The meetings, she says, are less about seeing whether grants made with that approach had the desired impact and more about meeting people face-to-face to establish a deeper connection.
“It’s an opportunity to meet people and organizations that we haven’t been able to meet yet,” she says. “It’s less about accountability and more about relationship building.”
Beyond the Meetings
For those relationships to matter, they have to be supported throughout the rest of the year, long after the U.N. meetings come to a close, says Antha Williams, who leads environmental programs at Bloomberg Philanthropies.
Michael Bloomberg serves as a U.N. Special Envoy for Climate Ambitions and Solutions. The Bloomberg events, Williams says, will help him use that position and his experience as a big-city mayor and business leader to encourage participation from members of the corporate world and the international ranks of municipal leadership.

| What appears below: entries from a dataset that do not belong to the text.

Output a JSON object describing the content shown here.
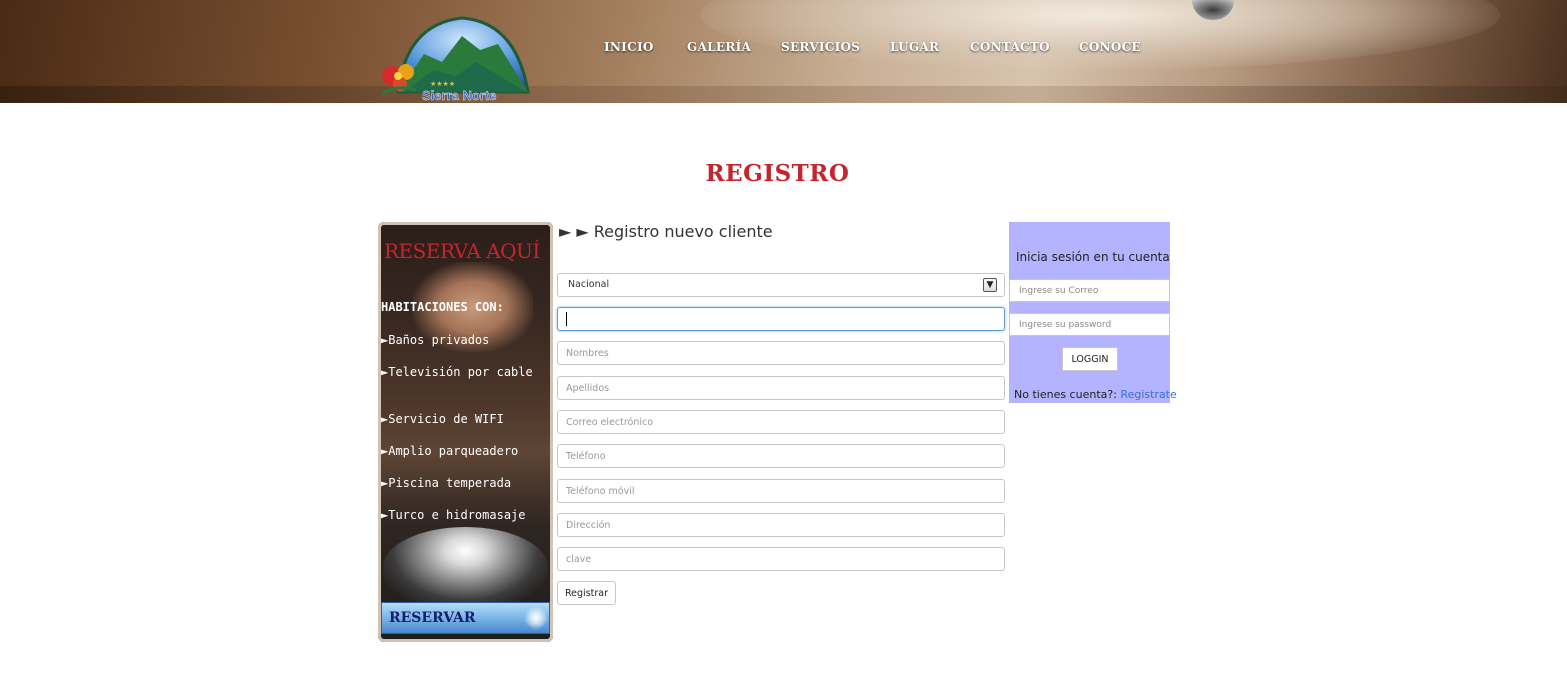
{
  "brand": {
    "logo_text": "Sierra Norte",
    "stars": "★★★★"
  },
  "nav": [
    "INICIO",
    "GALERÍA",
    "SERVICIOS",
    "LUGAR",
    "CONTACTO",
    "CONOCE"
  ],
  "page_title": "REGISTRO",
  "promo": {
    "title": "RESERVA AQUÍ",
    "subtitle": "HABITACIONES CON:",
    "features": [
      "►Baños privados",
      "►Televisión por cable",
      "►Servicio de WIFI",
      "►Amplio parqueadero",
      "►Piscina temperada",
      "►Turco e hidromasaje"
    ],
    "button_label": "RESERVAR"
  },
  "register": {
    "heading": "► ► Registro nuevo cliente",
    "select_value": "Nacional",
    "placeholders": {
      "nombres": "Nombres",
      "apellidos": "Apellidos",
      "correo": "Correo electrónico",
      "telefono": "Teléfono",
      "movil": "Teléfono móvil",
      "direccion": "Dirección",
      "clave": "clave"
    },
    "submit_label": "Registrar"
  },
  "login": {
    "title": "Inicia sesión en tu cuenta",
    "email_placeholder": "Ingrese su Correo",
    "password_placeholder": "Ingrese su password",
    "button_label": "LOGGIN",
    "no_account_text": "No tienes cuenta?: ",
    "register_link": "Registrate"
  },
  "colors": {
    "title_red": "#c4262e",
    "login_bg": "#b3b3ff",
    "link_blue": "#3a6fd8"
  }
}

The timing of the meetings has special significance, Williams says, as they will allow city leaders to preview their work on an international stage less than two months before the next major U.N. climate conference, which is scheduled for November in Egypt.
“It’s pretty important to have a moment well before that convening happens to actually show what’s happening in the private sector with localities, with these nonstate actors,” she says. “National governments alone aren’t going to be able to get the job done.”